Let me start saying that I am totally exhausted and that The Swift Alps has been the most difficult and energy draining event I ever organized in my life, but the final balance is just amazing and I would like to share with you some of the stories and behind the scenes of this event.

Concept and Location

The concept has been created by many and many speakers and also mentors which were at the event. We started this project all toghether almost one and half year ago, opening a Google document and commenting, changing, adding and removing things to the concept. I proposed as first venue Laax, a very beautiful sky resort in the canton Graubünden, but the potential venue was supposed to be closed in the period that the event should take place.

After searching a little bit more, I found the venue in Crans-Montana. I have been in Crans-Montana many times in my life, for long holidays, but also for short and relaxing week-ends in the Alps. I visited the place in June and started to organize everything with Patrick, Luca and Dylan. Having already a lot of the potential mentors involved in the process, the invitation was a simple and straight process.

The mentors list was ready in less than a week, but then some problems arose with JP and Daniel, which both were unable to join for different reasons. I tried to find replacements, but the short notice and the fact that all the people I pinged were already busy with other events, made the whole process impossible; at this point I decided to limit the event to no more than 60 people in total, instead of the 80 I wanted to have. This decision I think played a major role in the success of the event.

Considering the special kind of event, I received around 15/20 emails, DMs, personal messages, etc… directly asking how to join The Swift Alps as mentor, but I always replied that there were no process and that I was in a need of people I blindly trust and that were able to operate with this special format. I wish I could run a “Call for Workgroup”, but I think this goes far beyond any realistic possibility. The concept is extremely exhausting and having troubles in a 8 hours workgroup, is not like having troubles for a 30-45 minutes presentation.

Before the Kick-Off

Wednesday 9th November was a crazy day. I was not expecting so much snow and that put everything in a sort of emergency state. Mentors were supposed to stay in a chalet on top of Montana, but it was basically impossible to reach the building and we had to book and emergency hotel for the night.

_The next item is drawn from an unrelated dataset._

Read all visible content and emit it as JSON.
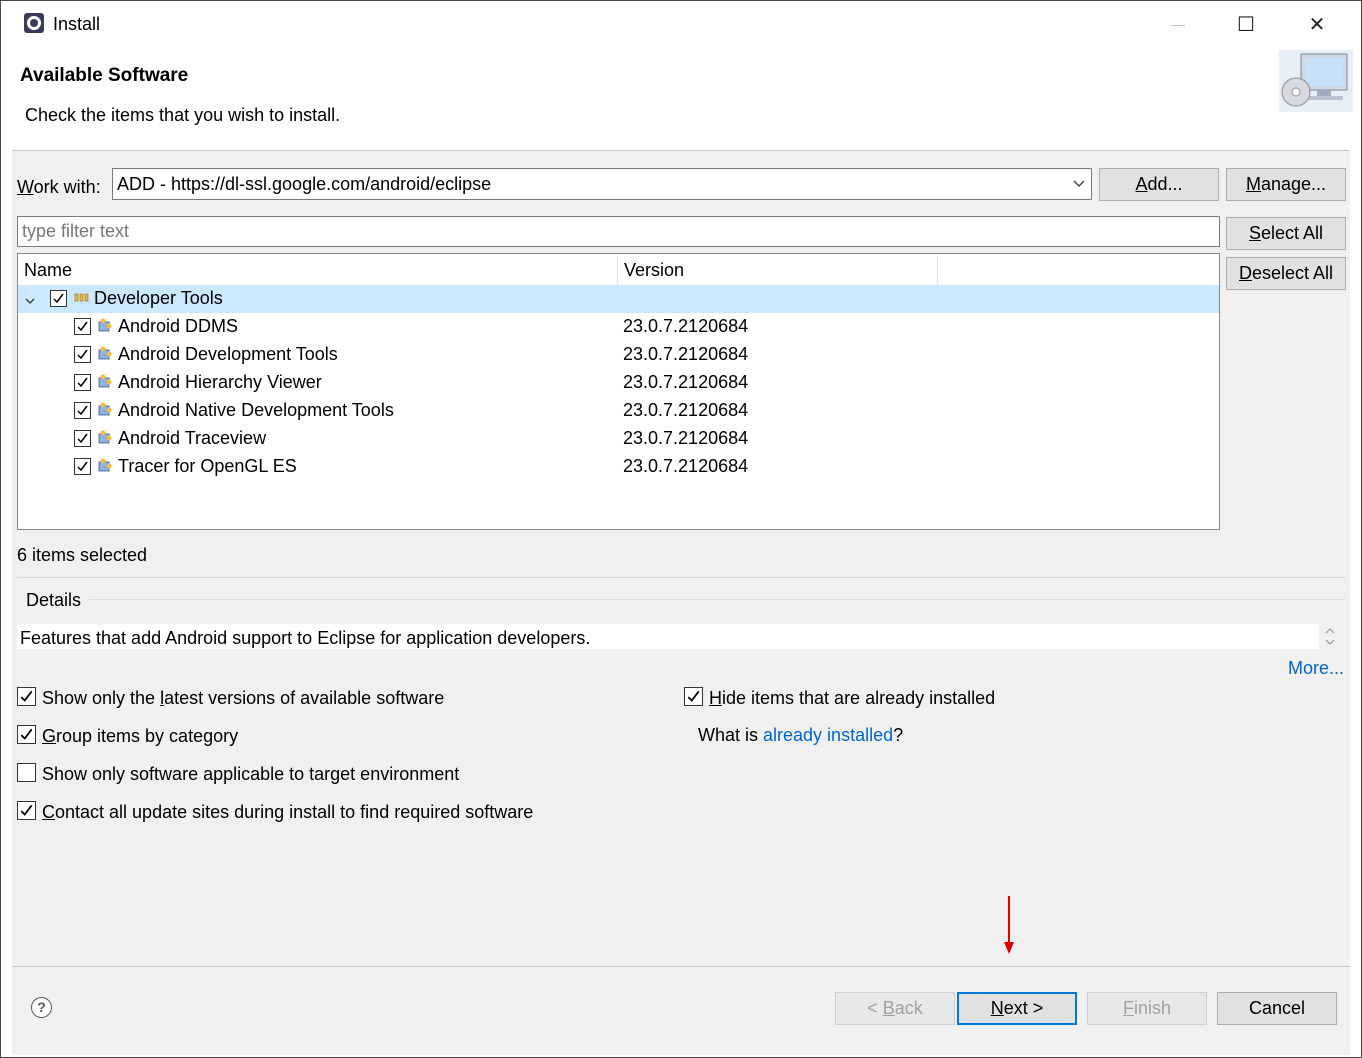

I was also supposed to use a rented Europcar VW Touran, but who gave me the vehicle told me that chains were absolutely unnecessary, thing that turned out to be totally false and I had to park and let the car parked one full day. Annoying.

T-shirts were supposed to arrive at home, but UPS changed something in the process and I got totally unprepared so I asked to get them at the venue as final attempt, result? I still don’t know where they are.

Kicking Off and Day 1

The first day of the event I was not nervous, everything was basically in an emergency state and panic was not an option or I would end blowing up the whole event. We started as planned, on time. During the workgroups, me and Patrick (which I will thank forever for the big effort in helping me out sorting things, alongside Luca who stayed always taking care of the situation in the venue) had to go get the chains down in Sierre because the company who provided the car can’t deliver them to us even if we agreed to have them delivered to us. At that point I had to rely on my driving skills and I managed to get the car off the snow and carefully drive it down to Sierre/Sion.

Finally collected the chains and we were able to to get back up in the Alps and do some shopping for the dinner later that day and prepare ourself for the drink night.

The drink night was absolutely cozy and warming, very small venue and 40+ people there enjoying the quite night with a lot of snow falling outside (est. 30cm in less than 6 hours that night). We managed to get back on track and speakers in the chalet!

Day 2, the World was just White

The second day started with more snow, the weather really wanted to make sure we were enjoying the Alps in the way they have to be enjoyed: white everywhere.

We managed to have all the mentors safely at the venue and we started with a little of delay because some attendees were having some problems in reaching the venue, but at the end we managed to start.

Ending the conference has been the most amazing experience related to an event I ever had. Can’t really say the type of emotions I faced, because a such kind of event, out of the ordinary, can’t really be explained, just lived.

The Curling and Top of the World

After being stressed with all the emergencies we faced, I finally managed to be really relaxed on Saturday and the outcome has been just amazing. The weather was clear and the view in the top of the mountains was breathtaking, this pic at 7:00 in the morning can explain everything:

Good Morning Crans-Montana

After taking 2 mentors to the transportation ready to get back home, all the others had the amazing idea to go on top of the mountain where slopes were already open and some people were already there to ski, taking advantage of the fresh snow.

Here’s another picture which doesn’t require any comment:

Top of the Alps

and a group one: We are The Alps

After a nice walk and some fresh air at the top of the Alps, we went down to have some fair competition, curling was waiting for us. We took the introduction class and then we created 2 teams and started to play. At the end teams ended being Swiss vs Rest of the World, captains were me and Marin. Unfortunately, the Swiss team could not make it and lost both the games… but we has so much fun I will love to have curling again next year, this time better prepared.

Curling

Conclusion

The Swift Alps has been the most amazing event I attended/organized in my life, it’s going to be really hard to beat, it was featuring a brand new concept, in a remote and super beautiful location in the heart of the Alps. I couldn’t ask more.